Nothing in her voice told me that she was lying. There was nothing I could do to hide my shock.
“Wait…the Bunker One? The Bunker that is one thousand miles away in Cheyenne Mountain, Colorado? What happened to it? How did you end up here?”
“That's a long story.”
“Well, we have time.”
“I suppose so,” Makara said, “though I don’t really like to talk about it. Where I’m from, it’s much colder, and darker. They call it sunny California for a reason, huh?”
“Doesn’t seem too sunny to me.”
Makara smiled. “You’re hard to please, then.”
“What happened to Bunker One? How did it fall?”
“Bunker One was huge. It held ten thousand people.”
“Ten…thousand…?” I asked. “How did you feed them all? Where did they fit?”
“The Bunker came from the Cold War era. During the Dark Decade, they expanded it. But none of that matters now, because everyone who lived there is dead. Everyone except me, as far as I know.”
There was nothing I could say to that. Nothing at all, other than…
“That’s what happened to us. People started getting sick, and dying and…turning on each other.”
Makara nodded. I was surprised to see none of this surprised her.
“Did Bunker One fall in the same way?” I asked.
“It fell in a similar way. It was an attack of demons.”
“Demons?”
“They are what they sound like. They’re monsters, from Ragnarok. They’re still very rare around here. You can find them in areas called Blights. You'll know them as soon as you see them, because this weird, purple fungus grows thick on the ground and stinks up the land. All the trees are coated with pink slime. All animals avoid it – except the demon animals, and you will know them because they stink like rotting corpses and have all white eyes.”
When she said “white eyes,” I couldn’t help but think about Chan, and everyone the xenovirus infected in Bunker 108. It was an image I had been trying to push out of my mind all week. But it sounded like it had happened at Bunker One, too. Only, that would have been twelve years ago.

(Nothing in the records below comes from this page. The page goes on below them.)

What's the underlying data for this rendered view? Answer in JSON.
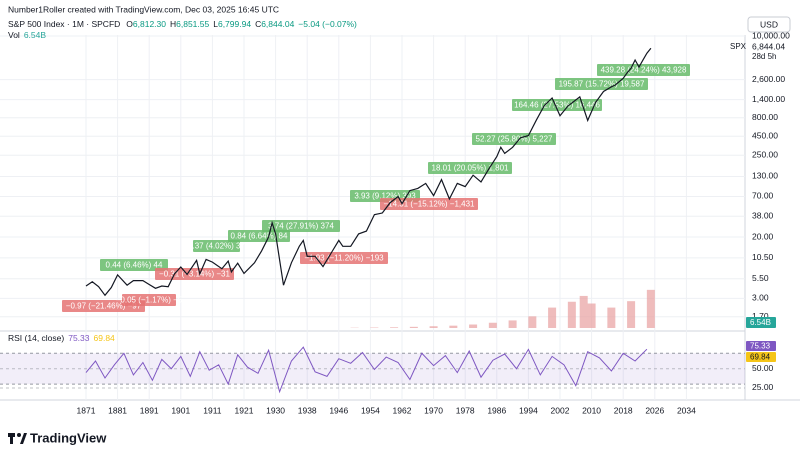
{
  "chart_data": {
    "type": "line",
    "header": "Number1Roller created with TradingView.com, Dec 03, 2025 16:45 UTC",
    "title": "S&P 500 Index · 1M · SPCFD",
    "ohlc": [
      {
        "name": "O",
        "label": "6,812.30"
      },
      {
        "name": "H",
        "label": "6,851.55"
      },
      {
        "name": "L",
        "label": "6,799.94"
      },
      {
        "name": "C",
        "label": "6,844.04"
      }
    ],
    "change": "−5.04 (−0.07%)",
    "vol_title": "Vol",
    "vol_last": "6.54B",
    "currency": "USD",
    "symbol": "SPX",
    "last_price": "6,844.04",
    "countdown": "28d 5h",
    "brand": "TradingView",
    "log_scale": true,
    "grid": true,
    "price": {
      "color": "#131722",
      "x": [
        1871,
        1873,
        1875,
        1877,
        1879,
        1881,
        1884,
        1886,
        1889,
        1891,
        1893,
        1895,
        1897,
        1899,
        1901,
        1903,
        1906,
        1907,
        1909,
        1911,
        1914,
        1916,
        1917,
        1919,
        1921,
        1924,
        1926,
        1928,
        1929,
        1930,
        1932,
        1934,
        1936,
        1937,
        1938,
        1940,
        1942,
        1944,
        1946,
        1947,
        1949,
        1951,
        1953,
        1955,
        1957,
        1959,
        1961,
        1962,
        1964,
        1966,
        1968,
        1970,
        1972,
        1974,
        1976,
        1978,
        1980,
        1982,
        1984,
        1986,
        1987,
        1988,
        1990,
        1992,
        1994,
        1996,
        1998,
        2000,
        2002,
        2004,
        2007,
        2009,
        2011,
        2013,
        2015,
        2016,
        2018,
        2019,
        2020,
        2021,
        2022,
        2023,
        2024,
        2025
      ],
      "values": [
        4.4,
        5.0,
        4.3,
        3.3,
        4.2,
        6.2,
        4.5,
        5.2,
        5.2,
        4.6,
        4.1,
        4.4,
        4.3,
        6.4,
        7.9,
        6.3,
        9.7,
        6.4,
        10.0,
        9.2,
        7.5,
        9.5,
        6.8,
        8.9,
        6.5,
        9.0,
        13,
        20,
        31,
        22,
        4.5,
        9,
        15,
        18,
        11,
        11,
        8,
        12,
        18,
        15,
        15,
        22,
        24,
        40,
        42,
        58,
        70,
        56,
        84,
        90,
        105,
        72,
        118,
        65,
        105,
        95,
        135,
        110,
        165,
        240,
        320,
        265,
        320,
        430,
        460,
        740,
        1160,
        1470,
        850,
        1150,
        1520,
        735,
        1280,
        1800,
        2080,
        2200,
        2700,
        3200,
        3700,
        4760,
        3840,
        4770,
        5880,
        6844.04
      ]
    },
    "ylim": [
      1.2,
      10000
    ],
    "yticks": [
      {
        "value": 10000,
        "label": "10,000.00"
      },
      {
        "value": 2600,
        "label": "2,600.00"
      },
      {
        "value": 1400,
        "label": "1,400.00"
      },
      {
        "value": 800,
        "label": "800.00"
      },
      {
        "value": 450,
        "label": "450.00"
      },
      {
        "value": 250,
        "label": "250.00"
      },
      {
        "value": 130,
        "label": "130.00"
      },
      {
        "value": 70,
        "label": "70.00"
      },
      {
        "value": 38,
        "label": "38.00"
      },
      {
        "value": 20,
        "label": "20.00"
      },
      {
        "value": 10.5,
        "label": "10.50"
      },
      {
        "value": 5.5,
        "label": "5.50"
      },
      {
        "value": 3,
        "label": "3.00"
      },
      {
        "value": 1.7,
        "label": "1.70"
      }
    ],
    "xticks": [
      1871,
      1881,
      1891,
      1901,
      1911,
      1921,
      1930,
      1938,
      1946,
      1954,
      1962,
      1970,
      1978,
      1986,
      1994,
      2002,
      2010,
      2018,
      2026,
      2034
    ],
    "volume": {
      "color": "#e8a0a0",
      "x": [
        1950,
        1955,
        1960,
        1965,
        1970,
        1975,
        1980,
        1985,
        1990,
        1995,
        2000,
        2005,
        2008,
        2010,
        2015,
        2020,
        2025
      ],
      "values": [
        0.05,
        0.08,
        0.12,
        0.2,
        0.3,
        0.4,
        0.6,
        0.9,
        1.3,
        2.0,
        3.5,
        4.5,
        5.5,
        4.2,
        3.5,
        4.6,
        6.54
      ]
    },
    "vlim": [
      0,
      12
    ],
    "annotations": [
      {
        "text": "0.44 (6.46%) 44",
        "color": "#66bb6a"
      },
      {
        "text": "−0.97 (−21.46%) −97",
        "color": "#e57373"
      },
      {
        "text": "−0.05 (−1.17%) −5",
        "color": "#e57373"
      },
      {
        "text": "−0.31 (−3.14%) −31",
        "color": "#e57373"
      },
      {
        "text": "0.37 (4.02%) 37",
        "color": "#66bb6a"
      },
      {
        "text": "0.84 (6.64%) 84",
        "color": "#66bb6a"
      },
      {
        "text": "3.74 (27.91%) 374",
        "color": "#66bb6a"
      },
      {
        "text": "−1.93 (−11.20%) −193",
        "color": "#e57373"
      },
      {
        "text": "3.93 (9.12%) 393",
        "color": "#66bb6a"
      },
      {
        "text": "−14.31 (−15.12%) −1,431",
        "color": "#e57373"
      },
      {
        "text": "18.01 (20.05%) 1,801",
        "color": "#66bb6a"
      },
      {
        "text": "52.27 (25.80%) 5,227",
        "color": "#66bb6a"
      },
      {
        "text": "164.46 (27.53%) 16,446",
        "color": "#66bb6a"
      },
      {
        "text": "195.87 (15.72%) 19,587",
        "color": "#66bb6a"
      },
      {
        "text": "439.28 (24.24%) 43,928",
        "color": "#66bb6a"
      }
    ],
    "rsi": {
      "title": "RSI (14, close)",
      "last": "75.33",
      "ma_last": "69.84",
      "color": "#7e57c2",
      "ma_color": "#f5c518",
      "band": [
        30,
        70
      ],
      "x": [
        1871,
        1874,
        1877,
        1880,
        1883,
        1886,
        1889,
        1892,
        1895,
        1898,
        1901,
        1904,
        1907,
        1910,
        1913,
        1916,
        1919,
        1922,
        1925,
        1928,
        1931,
        1934,
        1937,
        1940,
        1943,
        1946,
        1949,
        1952,
        1955,
        1958,
        1961,
        1964,
        1967,
        1970,
        1973,
        1976,
        1979,
        1982,
        1985,
        1988,
        1991,
        1994,
        1997,
        2000,
        2003,
        2006,
        2009,
        2012,
        2015,
        2018,
        2021,
        2024
      ],
      "values": [
        45,
        60,
        38,
        55,
        70,
        42,
        58,
        35,
        62,
        50,
        66,
        40,
        72,
        48,
        55,
        30,
        68,
        52,
        44,
        74,
        20,
        60,
        78,
        46,
        40,
        63,
        57,
        71,
        49,
        65,
        58,
        36,
        70,
        54,
        67,
        45,
        73,
        39,
        61,
        69,
        50,
        75,
        42,
        66,
        55,
        28,
        72,
        64,
        47,
        70,
        60,
        75.33
      ],
      "ylim": [
        12,
        95
      ],
      "yticks": [
        {
          "value": 50,
          "label": "50.00"
        },
        {
          "value": 25,
          "label": "25.00"
        }
      ]
    }
  }
}
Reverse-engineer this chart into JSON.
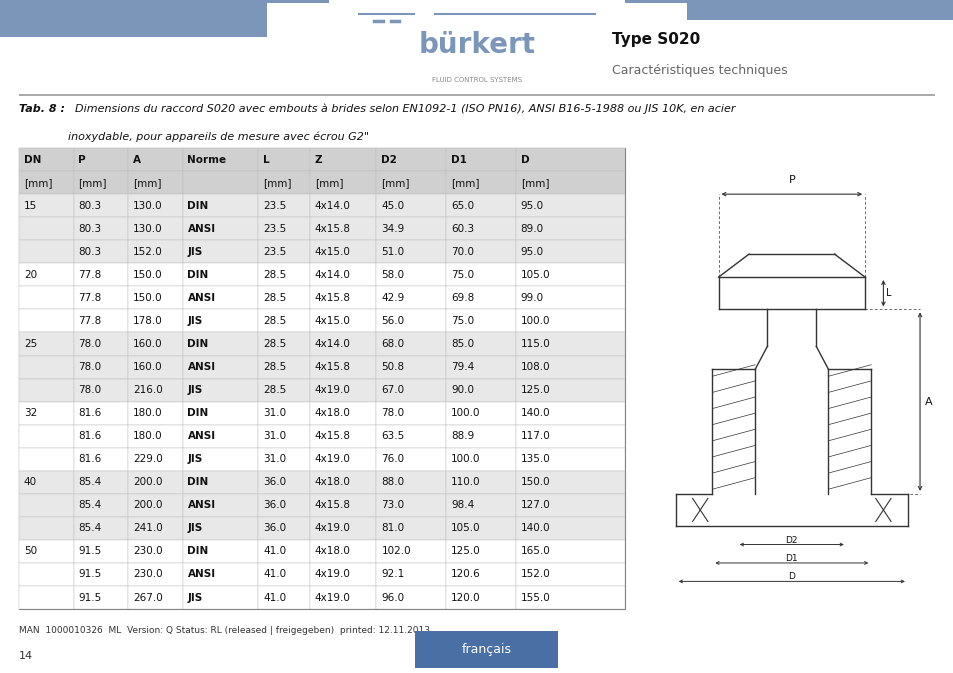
{
  "header_blue": "#7b96b8",
  "burkert_text": "bürkert",
  "fluid_text": "FLUID CONTROL SYSTEMS",
  "type_text": "Type S020",
  "caract_text": "Caractéristiques techniques",
  "tab_caption_bold": "Tab. 8 :",
  "tab_caption_text": "  Dimensions du raccord S020 avec embouts à brides selon EN1092-1 (ISO PN16), ANSI B16-5-1988 ou JIS 10K, en acier",
  "tab_caption_line2": "inoxydable, pour appareils de mesure avec écrou G2\"",
  "col_headers": [
    "DN",
    "P",
    "A",
    "Norme",
    "L",
    "Z",
    "D2",
    "D1",
    "D"
  ],
  "col_units": [
    "[mm]",
    "[mm]",
    "[mm]",
    "",
    "[mm]",
    "[mm]",
    "[mm]",
    "[mm]",
    "[mm]"
  ],
  "rows": [
    {
      "dn": "15",
      "p": "80.3",
      "a": "130.0",
      "norme": "DIN",
      "l": "23.5",
      "z": "4x14.0",
      "d2": "45.0",
      "d1": "65.0",
      "d": "95.0"
    },
    {
      "dn": "",
      "p": "80.3",
      "a": "130.0",
      "norme": "ANSI",
      "l": "23.5",
      "z": "4x15.8",
      "d2": "34.9",
      "d1": "60.3",
      "d": "89.0"
    },
    {
      "dn": "",
      "p": "80.3",
      "a": "152.0",
      "norme": "JIS",
      "l": "23.5",
      "z": "4x15.0",
      "d2": "51.0",
      "d1": "70.0",
      "d": "95.0"
    },
    {
      "dn": "20",
      "p": "77.8",
      "a": "150.0",
      "norme": "DIN",
      "l": "28.5",
      "z": "4x14.0",
      "d2": "58.0",
      "d1": "75.0",
      "d": "105.0"
    },
    {
      "dn": "",
      "p": "77.8",
      "a": "150.0",
      "norme": "ANSI",
      "l": "28.5",
      "z": "4x15.8",
      "d2": "42.9",
      "d1": "69.8",
      "d": "99.0"
    },
    {
      "dn": "",
      "p": "77.8",
      "a": "178.0",
      "norme": "JIS",
      "l": "28.5",
      "z": "4x15.0",
      "d2": "56.0",
      "d1": "75.0",
      "d": "100.0"
    },
    {
      "dn": "25",
      "p": "78.0",
      "a": "160.0",
      "norme": "DIN",
      "l": "28.5",
      "z": "4x14.0",
      "d2": "68.0",
      "d1": "85.0",
      "d": "115.0"
    },
    {
      "dn": "",
      "p": "78.0",
      "a": "160.0",
      "norme": "ANSI",
      "l": "28.5",
      "z": "4x15.8",
      "d2": "50.8",
      "d1": "79.4",
      "d": "108.0"
    },
    {
      "dn": "",
      "p": "78.0",
      "a": "216.0",
      "norme": "JIS",
      "l": "28.5",
      "z": "4x19.0",
      "d2": "67.0",
      "d1": "90.0",
      "d": "125.0"
    },
    {
      "dn": "32",
      "p": "81.6",
      "a": "180.0",
      "norme": "DIN",
      "l": "31.0",
      "z": "4x18.0",
      "d2": "78.0",
      "d1": "100.0",
      "d": "140.0"
    },
    {
      "dn": "",
      "p": "81.6",
      "a": "180.0",
      "norme": "ANSI",
      "l": "31.0",
      "z": "4x15.8",
      "d2": "63.5",
      "d1": "88.9",
      "d": "117.0"
    },
    {
      "dn": "",
      "p": "81.6",
      "a": "229.0",
      "norme": "JIS",
      "l": "31.0",
      "z": "4x19.0",
      "d2": "76.0",
      "d1": "100.0",
      "d": "135.0"
    },
    {
      "dn": "40",
      "p": "85.4",
      "a": "200.0",
      "norme": "DIN",
      "l": "36.0",
      "z": "4x18.0",
      "d2": "88.0",
      "d1": "110.0",
      "d": "150.0"
    },
    {
      "dn": "",
      "p": "85.4",
      "a": "200.0",
      "norme": "ANSI",
      "l": "36.0",
      "z": "4x15.8",
      "d2": "73.0",
      "d1": "98.4",
      "d": "127.0"
    },
    {
      "dn": "",
      "p": "85.4",
      "a": "241.0",
      "norme": "JIS",
      "l": "36.0",
      "z": "4x19.0",
      "d2": "81.0",
      "d1": "105.0",
      "d": "140.0"
    },
    {
      "dn": "50",
      "p": "91.5",
      "a": "230.0",
      "norme": "DIN",
      "l": "41.0",
      "z": "4x18.0",
      "d2": "102.0",
      "d1": "125.0",
      "d": "165.0"
    },
    {
      "dn": "",
      "p": "91.5",
      "a": "230.0",
      "norme": "ANSI",
      "l": "41.0",
      "z": "4x19.0",
      "d2": "92.1",
      "d1": "120.6",
      "d": "152.0"
    },
    {
      "dn": "",
      "p": "91.5",
      "a": "267.0",
      "norme": "JIS",
      "l": "41.0",
      "z": "4x19.0",
      "d2": "96.0",
      "d1": "120.0",
      "d": "155.0"
    }
  ],
  "footer_text": "MAN  1000010326  ML  Version: Q Status: RL (released | freigegeben)  printed: 12.11.2013",
  "page_number": "14",
  "lang_button_text": "français",
  "lang_button_color": "#4a6fa5",
  "bg_color": "#ffffff",
  "row_gray": "#e8e8e8",
  "row_white": "#ffffff",
  "header_row_color": "#d0d0d0"
}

If that was the case, then the human strain of the xenovirus was much older than my father had thought.
I remained quiet as Makara continued.
“The monsters attack any living thing on sight,” Makara said. “That’s how unaffected animals turn – they are bitten, and they become part of the Blight.”
“So, you’re telling me these monsters attacked Bunker One?”
“Yes. They're a lot thicker in Colorado, I guess because it's closer to Ragnarok Crater. But now, it's spreading, even as far as here. It's starting to affect everything. I saw my first Blight in this area about a year ago, farther north. There's more of them, now. There have been mysterious deaths, even by Wasteland standards.”